How do you assess the impact of Brexit on the education system and how has being an online university helped you tackle the challenges?

I think The Open University has been fortunate in that we are an online and distance university. It’s an interesting space, obviously there are issues with the Northern Ireland Protocol for businesses and politically. Economically there are potential advantages to Northern Ireland having unfettered access to the United Kingdom and having access to the European Union. I think over time those advantages will come to the fore a little bit more. The Open University has undertaken academic work in and around the Brexit issue. Professor Leslie Budd from our Faculty of Business and Law has been very active in looking at the economic advantages and the disadvantages of the decision of the U.K. to leave the European Union and how it impacts Northern Ireland


From a recruitment and marketing standpoint, what is your strategy to grow the university’s image and appeal to attract international students, professors, and talent?
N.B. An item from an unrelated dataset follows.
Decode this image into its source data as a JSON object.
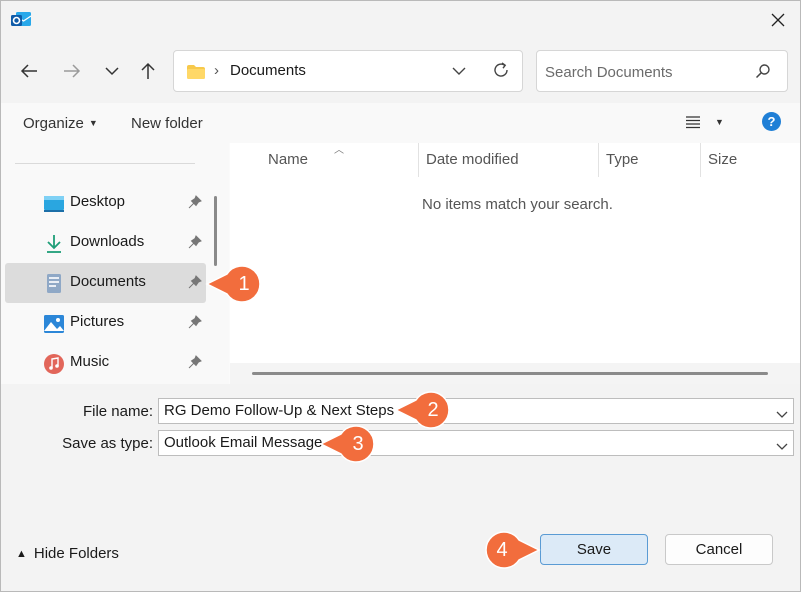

I think it is important for The Open University to ensure that we reach people who can avail of our educational experience to make a difference to their lives and to the lives of their families. There is a tremendous talent within Northern Ireland. We have fantastic people and some industries have grown at a huge pace and will continue to do so over the coming years. Particularly IT, FinTech and the creative sector. We target our marketing and recruitment activities to support people wanting to work in these sectors. A lot of major HBO, Netflix and BBC productions are now filmed in Northern Ireland, most famously Game of Thrones. A lot of the time, it seems that there are film crews on every street in Northern Ireland. Northern Ireland has been able to create a good infrastructure for the creative sector. It used to be for people to succeed in the creative sectors that they had to leave Northern Ireland and go to London. That has changed. I am very hopeful of a very bright future for this part of the world. Working closely with government, I think The Open University can support a bright future for people here.


What’s your final message to our readers?

It’s the centenary of the foundation of Northern Ireland this year. For a large part of that time, there have been political problems and conflict. There is an evolving peace process which emerged with the Good Friday/Belfast Agreement which needs to be nurtured to build better futures for everyone in Northern Ireland. A key part of that nurturing will be education at all levels to help people create successful futures with good jobs, prosperity, good health, and wellbeing. Universities have a critical role in that space and I’m proud that The Open University is already working at the heart of the challenges we face across Northern Ireland.